1. Disturbed body image related to presence of rash, lesions, alopecia, and loss of

strength

2. Acute Pain related to inflammation and tissue damage.

Goal: improvement in comfort level

Intervention:

1. Carry out a number of actions that provide comfort (heat / cold; massage, position

changes, break; foam mattresses, pillows buffer, splints; relaxation techniques,

activity that distracts)

2. Provide anti-inflammatory preparations, analgesics as recommended.

3. Adjust treatment schedule to meet the needs of patients to pain management.

4. Encourage the patient to express his feelings about the nature of chronic pain and

illness.

5. Describe the pathophysiology of pain and helping patients to realize that pain is

often brought him to the method of unproven therapies.
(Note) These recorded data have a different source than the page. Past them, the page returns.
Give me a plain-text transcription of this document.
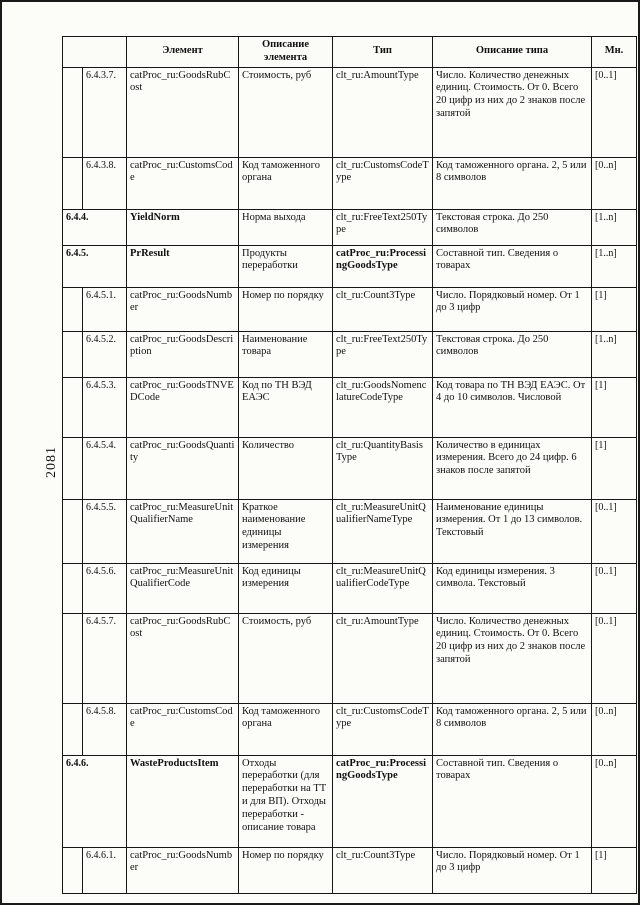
2081
		Элемент	Описание элемента	Тип	Описание типа	Мн.
	6.4.3.7.	catProc_ru:GoodsRubCost	Стоимость, руб	clt_ru:AmountType	Число. Количество денежных единиц. Стоимость. От 0. Всего 20 цифр из них до 2 знаков после запятой	[0..1]
	6.4.3.8.	catProc_ru:CustomsCode	Код таможенного органа	clt_ru:CustomsCodeType	Код таможенного органа. 2, 5 или 8 символов	[0..n]
6.4.4.		YieldNorm	Норма выхода	clt_ru:FreeText250Type	Текстовая строка. До 250 символов	[1..n]
6.4.5.		PrResult	Продукты переработки	catProc_ru:ProcessingGoodsType	Составной тип. Сведения о товарах	[1..n]
	6.4.5.1.	catProc_ru:GoodsNumber	Номер по порядку	clt_ru:Count3Type	Число. Порядковый номер. От 1 до 3 цифр	[1]
	6.4.5.2.	catProc_ru:GoodsDescription	Наименование товара	clt_ru:FreeText250Type	Текстовая строка. До 250 символов	[1..n]
	6.4.5.3.	catProc_ru:GoodsTNVEDCode	Код по ТН ВЭД ЕАЭС	clt_ru:GoodsNomenclatureCodeType	Код товара по ТН ВЭД ЕАЭС. От 4 до 10 символов. Числовой	[1]
	6.4.5.4.	catProc_ru:GoodsQuantity	Количество	clt_ru:QuantityBasisType	Количество в единицах измерения. Всего до 24 цифр. 6 знаков после запятой	[1]
	6.4.5.5.	catProc_ru:MeasureUnitQualifierName	Краткое наименование единицы измерения	clt_ru:MeasureUnitQualifierNameType	Наименование единицы измерения. От 1 до 13 символов. Текстовый	[0..1]
	6.4.5.6.	catProc_ru:MeasureUnitQualifierCode	Код единицы измерения	clt_ru:MeasureUnitQualifierCodeType	Код единицы измерения. 3 символа. Текстовый	[0..1]
	6.4.5.7.	catProc_ru:GoodsRubCost	Стоимость, руб	clt_ru:AmountType	Число. Количество денежных единиц. Стоимость. От 0. Всего 20 цифр из них до 2 знаков после запятой	[0..1]
	6.4.5.8.	catProc_ru:CustomsCode	Код таможенного органа	clt_ru:CustomsCodeType	Код таможенного органа. 2, 5 или 8 символов	[0..n]
6.4.6.		WasteProductsItem	Отходы переработки (для переработки на ТТ и для ВП). Отходы переработки - описание товара	catProc_ru:ProcessingGoodsType	Составной тип. Сведения о товарах	[0..n]
	6.4.6.1.	catProc_ru:GoodsNumber	Номер по порядку	clt_ru:Count3Type	Число. Порядковый номер. От 1 до 3 цифр	[1]
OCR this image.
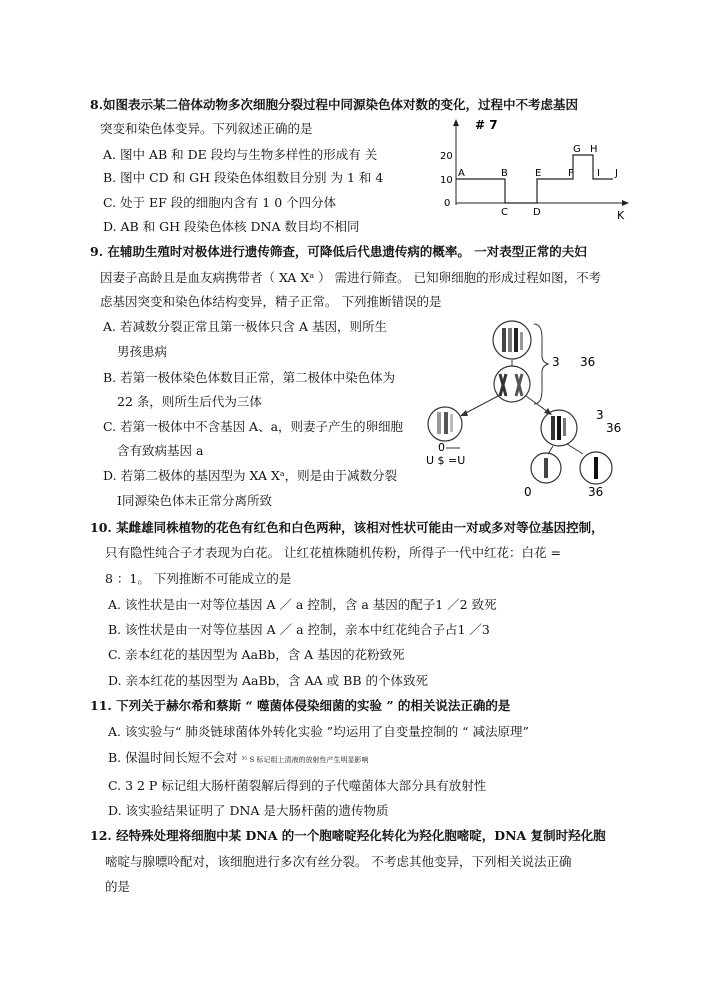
8.如图表示某二倍体动物多次细胞分裂过程中同源染色体对数的变化，过程中不考虑基因
突变和染色体变异。下列叙述正确的是
A. 图中 AB 和 DE 段均与生物多样性的形成有 关
B. 图中 CD 和 GH 段染色体组数目分别 为 1 和 4
C. 处于 EF 段的细胞内含有 1 0 个四分体
D. AB 和 GH 段染色体核 DNA 数目均不相同
# 7
20
10
0
A	B
C	D
E	F
G H
I J
K
9. 在辅助生殖时对极体进行遗传筛查，可降低后代患遗传病的概率。 一对表型正常的夫妇
因妻子高龄且是血友病携带者（ XA Xᵃ ） 需进行筛查。 已知卵细胞的形成过程如图，不考
虑基因突变和染色体结构变异，精子正常。 下列推断错误的是
A. 若减数分裂正常且第一极体只含 A 基因，则所生
男孩患病
B. 若第一极体染色体数目正常，第二极体中染色体为
22 条，则所生后代为三体
C. 若第一极体中不含基因 A、a，则妻子产生的卵细胞
含有致病基因 a
D. 若第二极体的基因型为 XA Xᵃ，则是由于减数分裂
Ⅰ同源染色体未正常分离所致
3 36
3
36
0
U $ =U
0	36
10. 某雌雄同株植物的花色有红色和白色两种，该相对性状可能由一对或多对等位基因控制，
只有隐性纯合子才表现为白花。 让红花植株随机传粉，所得子一代中红花：白花 =
8 ：1。 下列推断不可能成立的是
A. 该性状是由一对等位基因 A ／ a 控制，含 a 基因的配子1 ／2 致死
B. 该性状是由一对等位基因 A ／ a 控制，亲本中红花纯合子占1 ／3
C. 亲本红花的基因型为 AaBb，含 A 基因的花粉致死
D. 亲本红花的基因型为 AaBb，含 AA 或 BB 的个体致死
11. 下列关于赫尔希和蔡斯 “ 噬菌体侵染细菌的实验 ” 的相关说法正确的是
A. 该实验与“ 肺炎链球菌体外转化实验 ”均运用了自变量控制的 “ 减法原理”
B. 保温时间长短不会对 ³⁵ S 标记组上清液的放射性产生明显影响
C. 3 2 P 标记组大肠杆菌裂解后得到的子代噬菌体大部分具有放射性
D. 该实验结果证明了 DNA 是大肠杆菌的遗传物质
12. 经特殊处理将细胞中某 DNA 的一个胞嘧啶羟化转化为羟化胞嘧啶，DNA 复制时羟化胞
嘧啶与腺嘌呤配对，该细胞进行多次有丝分裂。 不考虑其他变异，下列相关说法正确
的是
6. Assist in identifying a person's life that brings pain to the patient cases using

unproven therapies.

7. Perform an assessment of the subjective changes in pain.
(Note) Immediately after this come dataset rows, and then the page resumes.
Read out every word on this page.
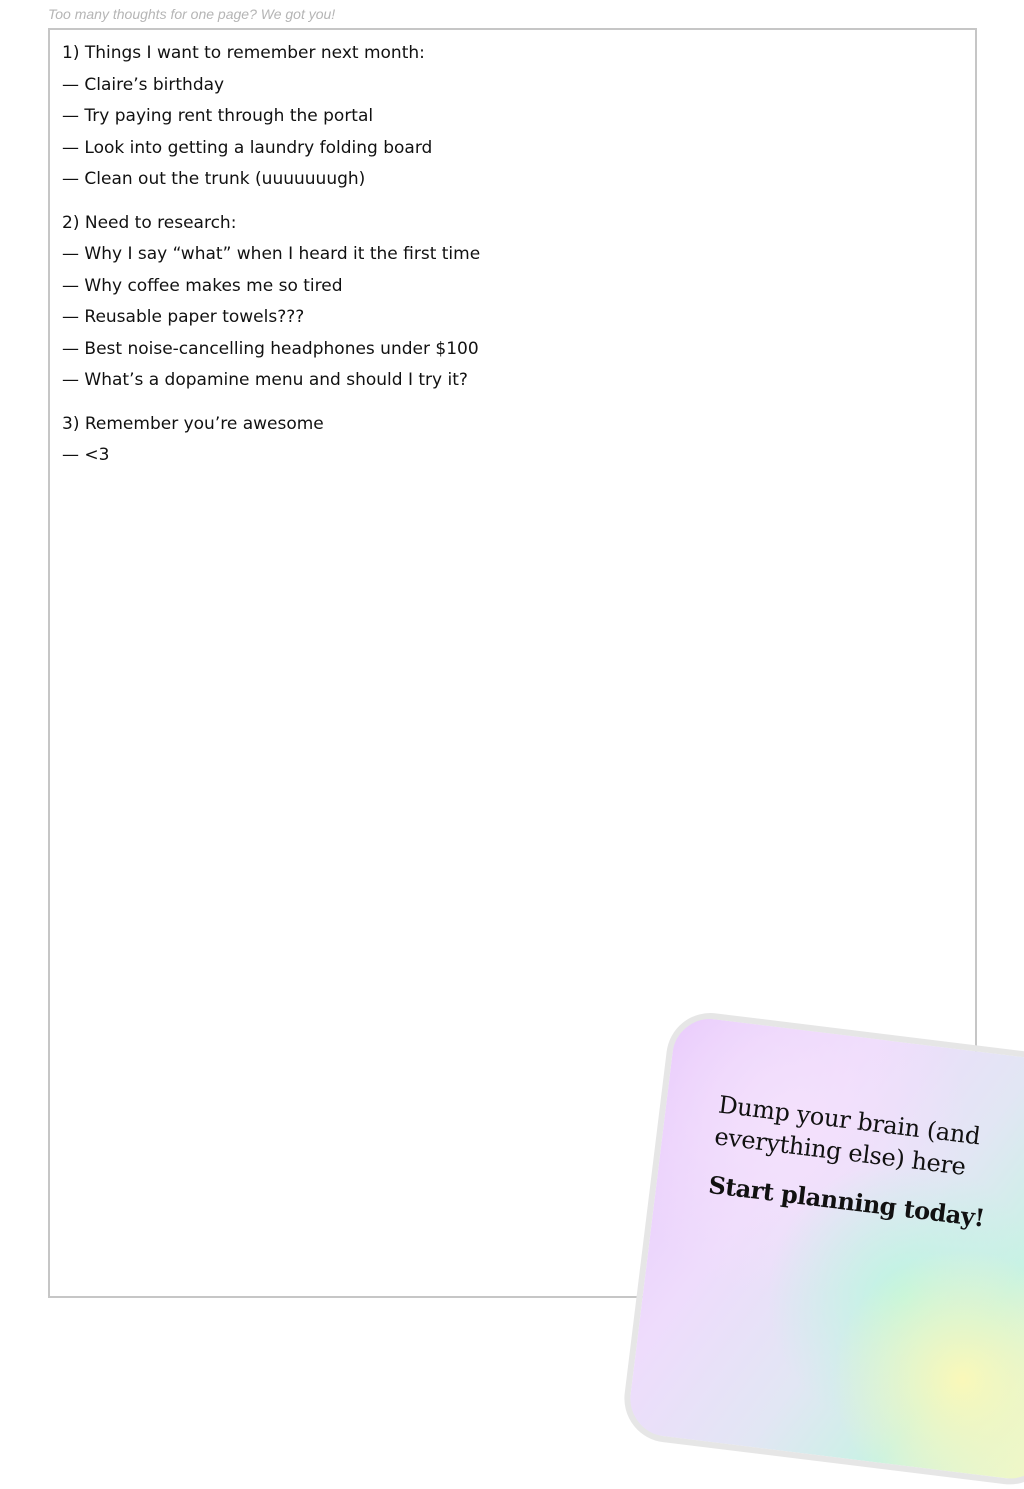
Too many thoughts for one page? We got you!
1) Things I want to remember next month:
— Claire’s birthday
— Try paying rent through the portal
— Look into getting a laundry folding board
— Clean out the trunk (uuuuuuugh)
2) Need to research:
— Why I say “what” when I heard it the first time
— Why coffee makes me so tired
— Reusable paper towels???
— Best noise-cancelling headphones under $100
— What’s a dopamine menu and should I try it?
3) Remember you’re awesome
— <3
Dump your brain (and everything else) here
Start planning today!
3. Fatigue related to an increase in disease activity, pain, depression.

Goal: include action as part of the activities of daily living necessary for change.

Intervention:

1. Give an explanation of fatigue:

The relationship between disease activity and fatigue.

Explain the actions to provide comfort while executing.

Develop and maintain a sleep routine actions fatherly (warm water bathand

relaxation techniques that facilitate sleep).

Explaining the importance of rest to reduce systemic stress, articular and

emotional.

Explains how to use traditional techniques to save energy.

Identify the factors that lead to physical and emotional exhaustion.

2. Facilitating the development schedule of the activity / rest right.

3. Encourage patients' adherence to treatment programs.

4. Refer and thrust conditioning program.

5. Encourage adequate nutrition including iron from food sources and supplements.